I started by working on my dormant French, taking lessons twice a week in Toulouse with Madame Sentier, an older woman with bright eyes and a narrow face like a bird. She had a beautiful accent, and the first thing she did was to tackle mine. She hated sloppy pronunciation, and yelled at me when I began saying Oui in that throwaway manner many French have of barely moving their lips and letting the sound come out like a duck quacking. She made me pronounce it precisely, sounding all three letters, whistling the air through my teeth at the end. She was adamant that how I said things was more important than what I said. I tried to argue against her priorities, but I was no match for her.

‘If you do not pronounce the words well, no one will understand what you say,’ she declared. ‘Moreover, they will know that you are foreign and will not listen to you. The French are like that.’
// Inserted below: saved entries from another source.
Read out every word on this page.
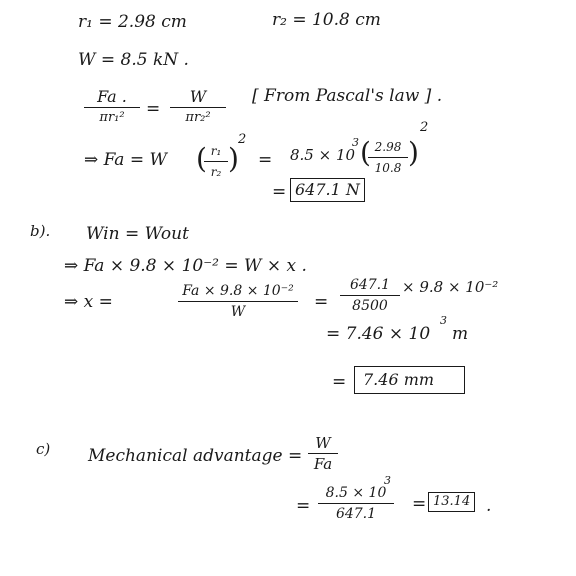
r₁ = 2.98 cm	r₂ = 10.8 cm
W = 8.5 kN .
Fa .
πr₁²	=
W
πr₂²
[ From Pascal's law ] .
⇒ Fa = W ( r₁
r₂ )
2
= 8.5 × 10
3 ( 2.98
10.8 )
2
= 647.1 N
b). Win = Wout
⇒ Fa × 9.8 × 10⁻² = W × x .
⇒ x =
Fa × 9.8 × 10⁻²
W	=
647.1
8500
× 9.8 × 10⁻²
= 7.46 × 10
3
m
=	7.46 mm
c) Mechanical advantage =
W
Fa
=
8.5 × 10
647.1
3
= 13.14 .
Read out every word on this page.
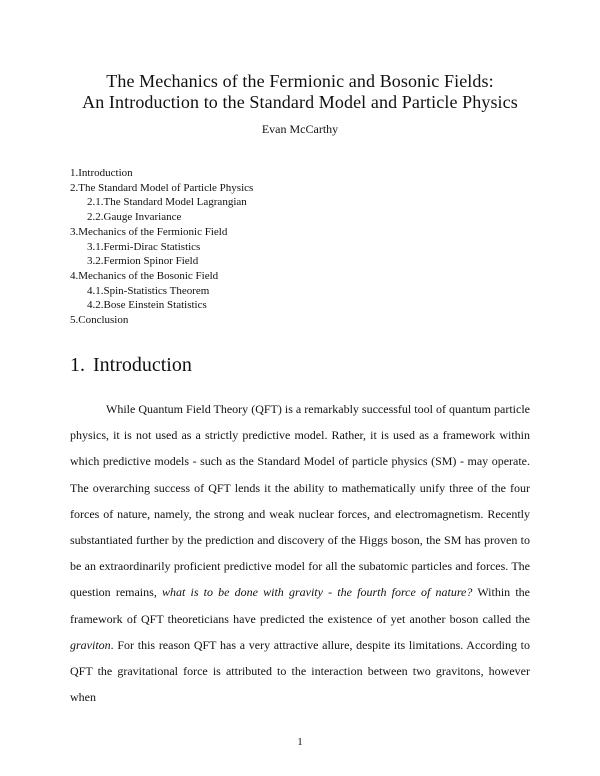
The Mechanics of the Fermionic and Bosonic Fields:
An Introduction to the Standard Model and Particle Physics
Evan McCarthy
1.Introduction
2.The Standard Model of Particle Physics
2.1.The Standard Model Lagrangian
2.2.Gauge Invariance
3.Mechanics of the Fermionic Field
3.1.Fermi-Dirac Statistics
3.2.Fermion Spinor Field
4.Mechanics of the Bosonic Field
4.1.Spin-Statistics Theorem
4.2.Bose Einstein Statistics
5.Conclusion
1. Introduction
While Quantum Field Theory (QFT) is a remarkably successful tool of quantum particle
physics, it is not used as a strictly predictive model. Rather, it is used as a framework within
which predictive models - such as the Standard Model of particle physics (SM) - may operate.
The overarching success of QFT lends it the ability to mathematically unify three of the four
forces of nature, namely, the strong and weak nuclear forces, and electromagnetism. Recently
substantiated further by the prediction and discovery of the Higgs boson, the SM has proven to
be an extraordinarily proficient predictive model for all the subatomic particles and forces. The
question remains, what is to be done with gravity - the fourth force of nature? Within the
framework of QFT theoreticians have predicted the existence of yet another boson called the
graviton. For this reason QFT has a very attractive allure, despite its limitations. According to
QFT the gravitational force is attributed to the interaction between two gravitons, however when
1
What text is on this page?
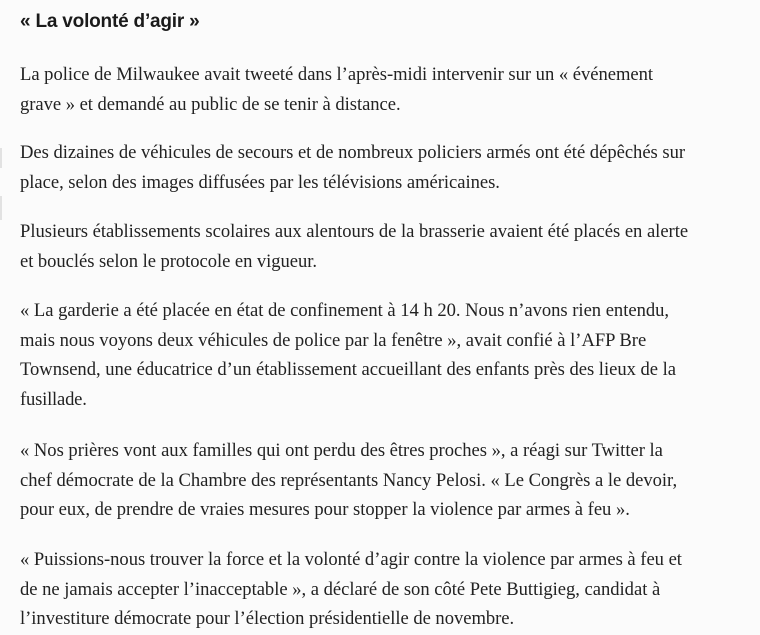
« La volonté d’agir »

La police de Milwaukee avait tweeté dans l’après-midi intervenir sur un « événement
grave » et demandé au public de se tenir à distance.

Des dizaines de véhicules de secours et de nombreux policiers armés ont été dépêchés sur
place, selon des images diffusées par les télévisions américaines.

Plusieurs établissements scolaires aux alentours de la brasserie avaient été placés en alerte
et bouclés selon le protocole en vigueur.

« La garderie a été placée en état de confinement à 14 h 20. Nous n’avons rien entendu,
mais nous voyons deux véhicules de police par la fenêtre », avait confié à l’AFP Bre
Townsend, une éducatrice d’un établissement accueillant des enfants près des lieux de la
fusillade.

« Nos prières vont aux familles qui ont perdu des êtres proches », a réagi sur Twitter la
chef démocrate de la Chambre des représentants Nancy Pelosi. « Le Congrès a le devoir,
pour eux, de prendre de vraies mesures pour stopper la violence par armes à feu ».

« Puissions-nous trouver la force et la volonté d’agir contre la violence par armes à feu et
de ne jamais accepter l’inacceptable », a déclaré de son côté Pete Buttigieg, candidat à
l’investiture démocrate pour l’élection présidentielle de novembre.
I refrained from pointing out that she was French too. Anyway I liked her, liked her opinions and her firm hand, so I did her mouth exercises, pulling my lips around like they were made of bubblegum.

She encouraged me to talk as much as possible, wherever I was. ‘If you think of something, say it!’ she cried. ‘No matter what it is, however small, say it. Talk to everyone.’ Sometimes she made me talk non-stop for a set period of time, starting with one minute and working up to five minutes. I found it exhausting and impossible.

‘You are thinking a thought in English and then translating it word by word into French,’ Madame Sentier pointed out. ‘Language does not work like that. It has a grand shape. What you must do is to think in French. There should be no English in your head. Think as much as you can in French. If you cannot think in paragraphs, think in sentences, at least in words. Build it up into grand thoughts!’ She gestured, taking in the whole room and all of human intellect.